Incentivizing Compliance: Lessons from Taiwan’s Receipt Lottery

Like most nations, Taiwan loses tax revenue from shops who only accept cash and don’t provide receipts.

Taiwan fights back with an innovative solution: receipts double as lottery tickets. Every two months, citizens share a prize pool of NT$2-3B, with several top prizes of NT$10M (~US$300K). A coffee shop that doesn’t provide receipts will lose customers to the shop that does.

Rather than simply punishing non-compliance, Taiwan designed a way to incentivize compliance. Sales tax revenue reportedly increased by 75% in the first year.

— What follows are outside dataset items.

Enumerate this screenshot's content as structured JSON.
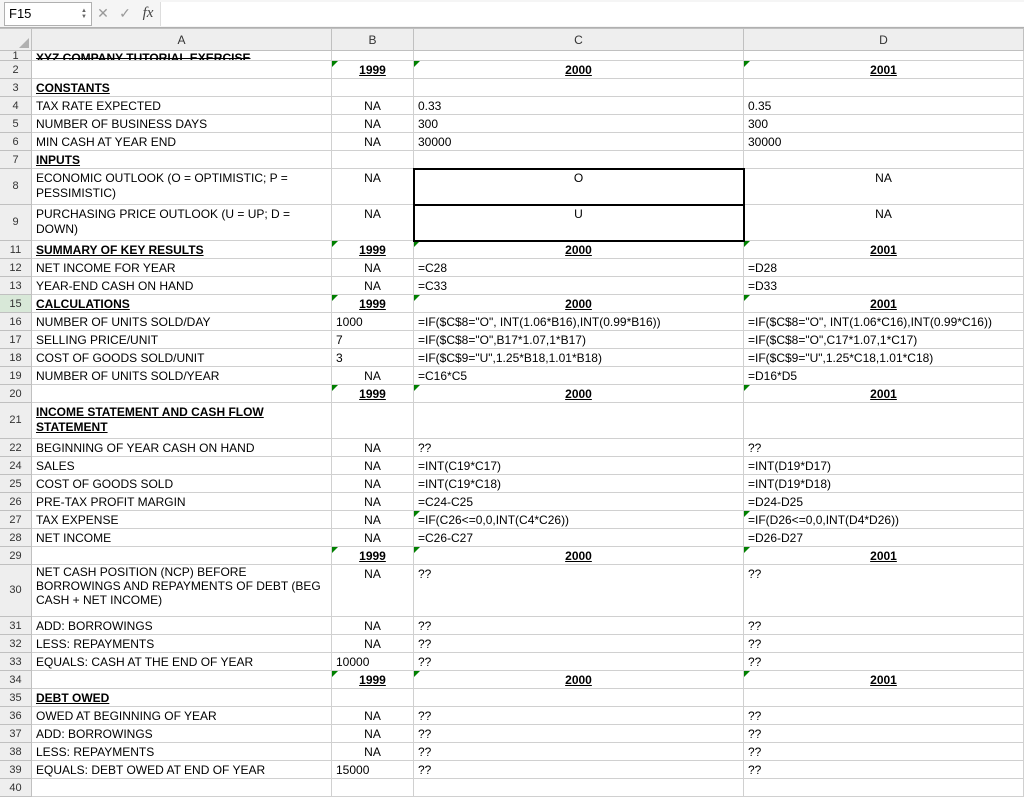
{
  "namebox": "F15",
  "formula": "",
  "col_headers": [
    "A",
    "B",
    "C",
    "D"
  ],
  "rows": [
    {
      "n": "1",
      "h": "",
      "A": "XYZ COMPANY TUTORIAL EXERCISE",
      "Astyle": "bold strike",
      "half": true
    },
    {
      "n": "2",
      "A": "",
      "B": "1999",
      "C": "2000",
      "D": "2001",
      "yearrow": true
    },
    {
      "n": "3",
      "A": "CONSTANTS",
      "Astyle": "bold ul"
    },
    {
      "n": "4",
      "A": "TAX RATE EXPECTED",
      "B": "NA",
      "C": "0.33",
      "D": "0.35"
    },
    {
      "n": "5",
      "A": "NUMBER OF BUSINESS DAYS",
      "B": "NA",
      "C": "300",
      "D": "300"
    },
    {
      "n": "6",
      "A": "MIN CASH AT YEAR END",
      "B": "NA",
      "C": "30000",
      "D": "30000"
    },
    {
      "n": "7",
      "A": "INPUTS",
      "Astyle": "bold ul"
    },
    {
      "n": "8",
      "A": "ECONOMIC OUTLOOK (O = OPTIMISTIC; P = PESSIMISTIC)",
      "B": "NA",
      "C": "O",
      "D": "NA",
      "tall": "tall2",
      "Ccenter": true,
      "Dcenter": true,
      "Bcenter": true,
      "Cbox": true
    },
    {
      "n": "9",
      "A": "PURCHASING PRICE OUTLOOK (U = UP; D = DOWN)",
      "B": "NA",
      "C": "U",
      "D": "NA",
      "tall": "tall2",
      "Ccenter": true,
      "Dcenter": true,
      "Bcenter": true,
      "Cbox": true
    },
    {
      "n": "11",
      "A": "SUMMARY OF KEY RESULTS",
      "Astyle": "bold ul",
      "B": "1999",
      "C": "2000",
      "D": "2001",
      "yearrow": true
    },
    {
      "n": "12",
      "A": "NET INCOME FOR YEAR",
      "B": "NA",
      "C": "=C28",
      "D": "=D28"
    },
    {
      "n": "13",
      "A": "YEAR-END CASH ON HAND",
      "B": "NA",
      "C": "=C33",
      "D": "=D33"
    },
    {
      "n": "15",
      "A": "CALCULATIONS",
      "Astyle": "bold ul",
      "B": "1999",
      "C": "2000",
      "D": "2001",
      "yearrow": true,
      "selrow": true
    },
    {
      "n": "16",
      "A": "NUMBER OF UNITS SOLD/DAY",
      "B": "1000",
      "C": "=IF($C$8=\"O\", INT(1.06*B16),INT(0.99*B16))",
      "D": "=IF($C$8=\"O\", INT(1.06*C16),INT(0.99*C16))",
      "Bleft": true
    },
    {
      "n": "17",
      "A": "SELLING PRICE/UNIT",
      "B": "7",
      "C": "=IF($C$8=\"O\",B17*1.07,1*B17)",
      "D": "=IF($C$8=\"O\",C17*1.07,1*C17)",
      "Bleft": true
    },
    {
      "n": "18",
      "A": "COST OF GOODS SOLD/UNIT",
      "B": "3",
      "C": "=IF($C$9=\"U\",1.25*B18,1.01*B18)",
      "D": "=IF($C$9=\"U\",1.25*C18,1.01*C18)",
      "Bleft": true
    },
    {
      "n": "19",
      "A": "NUMBER OF UNITS SOLD/YEAR",
      "B": "NA",
      "C": "=C16*C5",
      "D": "=D16*D5"
    },
    {
      "n": "20",
      "A": "",
      "B": "1999",
      "C": "2000",
      "D": "2001",
      "yearrow": true
    },
    {
      "n": "21",
      "A": "INCOME STATEMENT AND CASH FLOW STATEMENT",
      "Astyle": "bold ul",
      "tall": "tall2"
    },
    {
      "n": "22",
      "A": "BEGINNING OF YEAR CASH ON HAND",
      "B": "NA",
      "C": "??",
      "D": "??"
    },
    {
      "n": "24",
      "A": "SALES",
      "B": "NA",
      "C": "=INT(C19*C17)",
      "D": "=INT(D19*D17)"
    },
    {
      "n": "25",
      "A": "COST OF GOODS SOLD",
      "B": "NA",
      "C": "=INT(C19*C18)",
      "D": "=INT(D19*D18)"
    },
    {
      "n": "26",
      "A": "PRE-TAX PROFIT MARGIN",
      "B": "NA",
      "C": "=C24-C25",
      "D": "=D24-D25"
    },
    {
      "n": "27",
      "A": "TAX EXPENSE",
      "B": "NA",
      "C": "=IF(C26<=0,0,INT(C4*C26))",
      "D": "=IF(D26<=0,0,INT(D4*D26))",
      "Cflag": true,
      "Dflag": true
    },
    {
      "n": "28",
      "A": "NET INCOME",
      "B": "NA",
      "C": "=C26-C27",
      "D": "=D26-D27"
    },
    {
      "n": "29",
      "A": "",
      "B": "1999",
      "C": "2000",
      "D": "2001",
      "yearrow": true
    },
    {
      "n": "30",
      "A": "NET CASH POSITION (NCP) BEFORE BORROWINGS AND REPAYMENTS OF DEBT (BEG CASH + NET INCOME)",
      "B": "NA",
      "C": "??",
      "D": "??",
      "tall": "tall3",
      "toptrim": true
    },
    {
      "n": "31",
      "A": "ADD: BORROWINGS",
      "B": "NA",
      "C": "??",
      "D": "??"
    },
    {
      "n": "32",
      "A": "LESS: REPAYMENTS",
      "B": "NA",
      "C": "??",
      "D": "??"
    },
    {
      "n": "33",
      "A": "EQUALS: CASH AT THE END OF YEAR",
      "B": "10000",
      "C": "??",
      "D": "??",
      "Bleft": true
    },
    {
      "n": "34",
      "A": "",
      "B": "1999",
      "C": "2000",
      "D": "2001",
      "yearrow": true
    },
    {
      "n": "35",
      "A": "DEBT OWED",
      "Astyle": "bold ul"
    },
    {
      "n": "36",
      "A": "OWED AT BEGINNING OF YEAR",
      "B": "NA",
      "C": "??",
      "D": "??"
    },
    {
      "n": "37",
      "A": "ADD: BORROWINGS",
      "B": "NA",
      "C": "??",
      "D": "??"
    },
    {
      "n": "38",
      "A": "LESS: REPAYMENTS",
      "B": "NA",
      "C": "??",
      "D": "??"
    },
    {
      "n": "39",
      "A": "EQUALS: DEBT OWED AT END OF YEAR",
      "B": "15000",
      "C": "??",
      "D": "??",
      "Bleft": true
    },
    {
      "n": "40",
      "A": ""
    }
  ]
}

There’s a lesson here for anyone running a compliance program. Should we spend all of our budget chasing the few who violate our standards? Or perhaps spend some of it on incentivizing the masses who want to do the right thing?

Beware public shaming

In this podcast, Julia Marcus of Harvard Medical School tells us that shaming people who don’t wear masks or keep their distance will not help solve the pandemic.

She explains that there is a difference between public shaming and the more gentle peer pressure of using social norms. Social norms are the positive side of “everybody’s doing it”, making people feel safe to follow the herd (and unsafe to leave it).

Explaining a social norm to a person is a powerful form of nudge. It’s something that we can do in our organizations to create the right culture. For example, if we want to change the behavior of those who wait until the last day to complete their online ethics training, we can share the fact that 90% of their colleagues complete their training 1 week or more before the deadline. This is more likely to have a positive effect than publicly shaming them for completing their training on the last day (perhaps by publishing their names on the intranet).

There is another danger to public shaming: we risk creating a new, undesirable social norm. When people see others having fun at the beach or at a bar, partying without a mask, they might want to do the same. When employees see that many of their colleagues wait until the last minute to complete their training, they might think “why not”?

Public shaming not only feels wrong, it can also prove to be counterproductive.